Personally, I've read almost none of these!_

1) How can you have read none of these? Get started already! And don't wait
for others to tell you which books to read!

2) That list is very suspect... I don't know how they compiled it, but it's a
bit strange that it does contain some good books but then simultaneously
allocates several positions to enjoyable but trashy books such as Harry
Potter. Also gives several position to LotR (one is warranted, no more!),
including one for the Silmarillion (wtf? I enjoyed it, but "best book of the
20th century"? no way!) Memoirs of a Geisha is also nice but hardly a thought
leader. And it seems to be completely missing immortal masterpieces such as
Narziss & Goldmund (Herman Hesse), Joseph and his Brothers (Thomas Mann), The
Trial (Kafka), and many others.

An "OK" starting point, but not even the shadow of a definitive list.

------
antiform
I have a suggestion for what to read: the posts that make up Joel Spolsky's
Introduction to Best Software Writing I.
[[http://www.joelonsoftware.com/articles/BestSoftwareWriting.h...](http://www.joelonsoftware.com/articles/BestSoftwareWriting.html)]

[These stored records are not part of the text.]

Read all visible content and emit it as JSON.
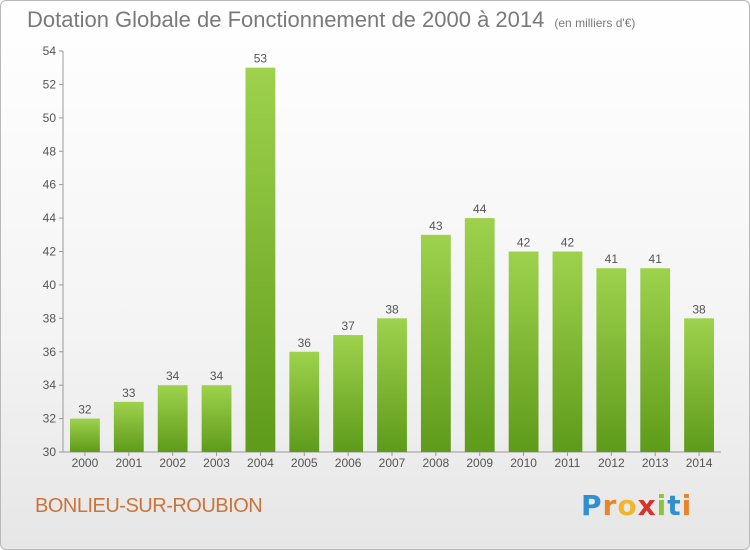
{
  "chart_data": {
    "type": "bar",
    "title": "Dotation Globale de Fonctionnement de 2000 à 2014",
    "unit_note": "(en milliers d'€)",
    "categories": [
      "2000",
      "2001",
      "2002",
      "2003",
      "2004",
      "2005",
      "2006",
      "2007",
      "2008",
      "2009",
      "2010",
      "2011",
      "2012",
      "2013",
      "2014"
    ],
    "values": [
      32,
      33,
      34,
      34,
      53,
      36,
      37,
      38,
      43,
      44,
      42,
      42,
      41,
      41,
      38
    ],
    "xlabel": "",
    "ylabel": "",
    "ylim": [
      30,
      54
    ],
    "yticks": [
      30,
      32,
      34,
      36,
      38,
      40,
      42,
      44,
      46,
      48,
      50,
      52,
      54
    ],
    "grid": false,
    "legend": "none",
    "bar_color": "#8cc63f",
    "bar_color_dark": "#5e9b1a"
  },
  "commune": "BONLIEU-SUR-ROUBION",
  "logo": {
    "letters": [
      "P",
      "r",
      "o",
      "x",
      "i",
      "t",
      "i"
    ]
  }
}
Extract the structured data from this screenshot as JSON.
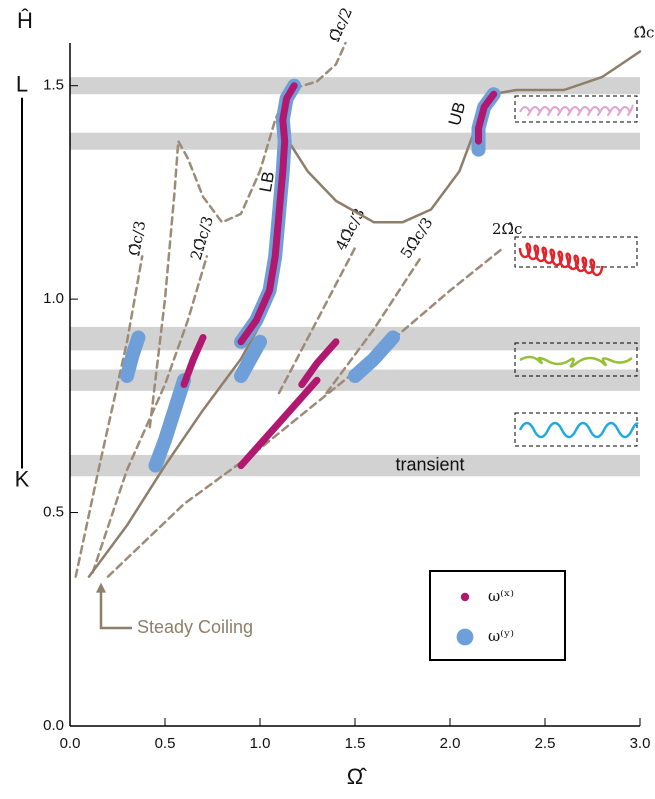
{
  "chart_data": {
    "type": "line",
    "x_label": "Ω̂",
    "y_label": "Ĥ",
    "xlim": [
      0,
      3
    ],
    "ylim": [
      0,
      1.6
    ],
    "xticks": [
      {
        "value": 0,
        "label": "0.0"
      },
      {
        "value": 0.5,
        "label": "0.5"
      },
      {
        "value": 1,
        "label": "1.0"
      },
      {
        "value": 1.5,
        "label": "1.5"
      },
      {
        "value": 2,
        "label": "2.0"
      },
      {
        "value": 2.5,
        "label": "2.5"
      },
      {
        "value": 3,
        "label": "3.0"
      }
    ],
    "yticks": [
      {
        "value": 0,
        "label": "0.0"
      },
      {
        "value": 0.5,
        "label": "0.5"
      },
      {
        "value": 1,
        "label": "1.0"
      },
      {
        "value": 1.5,
        "label": "1.5"
      }
    ],
    "bands": [
      [
        1.48,
        1.52
      ],
      [
        1.35,
        1.39
      ],
      [
        0.88,
        0.935
      ],
      [
        0.785,
        0.835
      ],
      [
        0.585,
        0.635
      ]
    ],
    "band_color": "#d2d2d2",
    "band_label": "transient",
    "bracket": {
      "top_label": "L",
      "bottom_label": "K",
      "top": 1.5,
      "bottom": 0.575
    },
    "annotations": {
      "lower_branch": "LB",
      "upper_branch": "UB",
      "steady": "Steady Coiling"
    },
    "series": [
      {
        "name": "Ω̂c/2",
        "style": "dashed",
        "color": "#9c8b77",
        "x": [
          0.42,
          0.5,
          0.55,
          0.57,
          0.62,
          0.7,
          0.8,
          0.9,
          1.0,
          1.08,
          1.15,
          1.3,
          1.4,
          1.45
        ],
        "values": [
          0.7,
          1.0,
          1.25,
          1.37,
          1.33,
          1.24,
          1.18,
          1.2,
          1.3,
          1.42,
          1.49,
          1.51,
          1.55,
          1.6
        ]
      },
      {
        "name": "Ω̂c/3",
        "style": "dashed",
        "color": "#9c8b77",
        "x": [
          0.03,
          0.15,
          0.3,
          0.38
        ],
        "values": [
          0.35,
          0.6,
          0.9,
          1.1
        ]
      },
      {
        "name": "2Ω̂c/3",
        "style": "dashed",
        "color": "#9c8b77",
        "x": [
          0.12,
          0.3,
          0.5,
          0.62,
          0.72
        ],
        "values": [
          0.36,
          0.6,
          0.8,
          0.95,
          1.1
        ]
      },
      {
        "name": "4Ω̂c/3",
        "style": "dashed",
        "color": "#9c8b77",
        "x": [
          1.1,
          1.3,
          1.5
        ],
        "values": [
          0.78,
          0.95,
          1.12
        ]
      },
      {
        "name": "5Ω̂c/3",
        "style": "dashed",
        "color": "#9c8b77",
        "x": [
          1.35,
          1.6,
          1.85
        ],
        "values": [
          0.78,
          0.93,
          1.1
        ]
      },
      {
        "name": "2Ω̂c",
        "style": "dashed",
        "color": "#9c8b77",
        "x": [
          0.2,
          0.6,
          1.0,
          1.5,
          2.0,
          2.28
        ],
        "values": [
          0.35,
          0.52,
          0.65,
          0.83,
          1.02,
          1.12
        ]
      },
      {
        "name": "Ω̂c",
        "style": "solid",
        "color": "#8f7e6a",
        "x": [
          0.1,
          0.3,
          0.5,
          0.7,
          0.9,
          1.0,
          1.06,
          1.1,
          1.13,
          1.15,
          1.25,
          1.4,
          1.6,
          1.75,
          1.9,
          2.05,
          2.15,
          2.22,
          2.35,
          2.6,
          2.8,
          3.0
        ],
        "values": [
          0.35,
          0.47,
          0.61,
          0.74,
          0.86,
          0.94,
          1.05,
          1.2,
          1.3,
          1.37,
          1.3,
          1.23,
          1.18,
          1.18,
          1.21,
          1.3,
          1.42,
          1.48,
          1.49,
          1.49,
          1.52,
          1.58
        ]
      },
      {
        "name": "ω⁽ʸ⁾",
        "style": "marker",
        "width": 14,
        "color": "#6f9fd8",
        "x": [
          0.3,
          0.33,
          0.36,
          null,
          0.45,
          0.5,
          0.55,
          0.6,
          null,
          0.9,
          0.95,
          1.0,
          null,
          0.9,
          0.98,
          1.05,
          1.08,
          1.1,
          1.12,
          1.13,
          1.12,
          1.14,
          1.18,
          null,
          1.5,
          1.6,
          1.7,
          null,
          2.15,
          2.15,
          2.18,
          2.23
        ],
        "values": [
          0.82,
          0.87,
          0.91,
          null,
          0.61,
          0.67,
          0.74,
          0.81,
          null,
          0.82,
          0.86,
          0.9,
          null,
          0.9,
          0.95,
          1.02,
          1.1,
          1.2,
          1.3,
          1.37,
          1.42,
          1.47,
          1.5,
          null,
          0.82,
          0.86,
          0.91,
          null,
          1.35,
          1.4,
          1.45,
          1.48
        ]
      },
      {
        "name": "ω⁽ˣ⁾",
        "style": "marker",
        "width": 7,
        "color": "#b0196f",
        "x": [
          0.6,
          0.65,
          0.7,
          null,
          0.9,
          1.1,
          1.3,
          null,
          1.22,
          1.3,
          1.4,
          null,
          0.9,
          0.98,
          1.05,
          1.08,
          1.1,
          1.12,
          1.13,
          1.12,
          1.14,
          1.18,
          null,
          2.15,
          2.15,
          2.18,
          2.23
        ],
        "values": [
          0.8,
          0.86,
          0.91,
          null,
          0.61,
          0.71,
          0.81,
          null,
          0.8,
          0.85,
          0.9,
          null,
          0.9,
          0.95,
          1.02,
          1.1,
          1.2,
          1.3,
          1.37,
          1.42,
          1.47,
          1.5,
          null,
          1.37,
          1.4,
          1.45,
          1.48
        ]
      }
    ]
  }
}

Most of the entries included in the book are solid articles, but most tend to
merely skim the surface of the topic at hand, and I would love to go deeper
and discuss the posts with the HN community.

They are brief enough to have something like one per week, and not distract
too much from our day jobs (no more than HN itself, anyway). Also, I believe
all the entries are still freely available at their original sites, so we
don't have to worry about people not participating because they could not find
the book.

As for downsides, I think a couple of the posts were submitted to HN before,
but I think most, if not all, of them are worth revisiting. Also, it could be
the case that many members have already read the book, but again, I think
these posts are good enough to read again and discuss.

------
gruseom
Sounds like fun. I think monthly is better. If people suggest titles here, you
could collect them and make a poll after a day or two.

------
edb
This should be a feature of hacker news, have a books link at the top menu
where you can submit a book and a deadline, then people can commit to reading
it, and then everybody can discuss. Upmod if you're committing, then the top
few books will generally get a following and a good discussion going.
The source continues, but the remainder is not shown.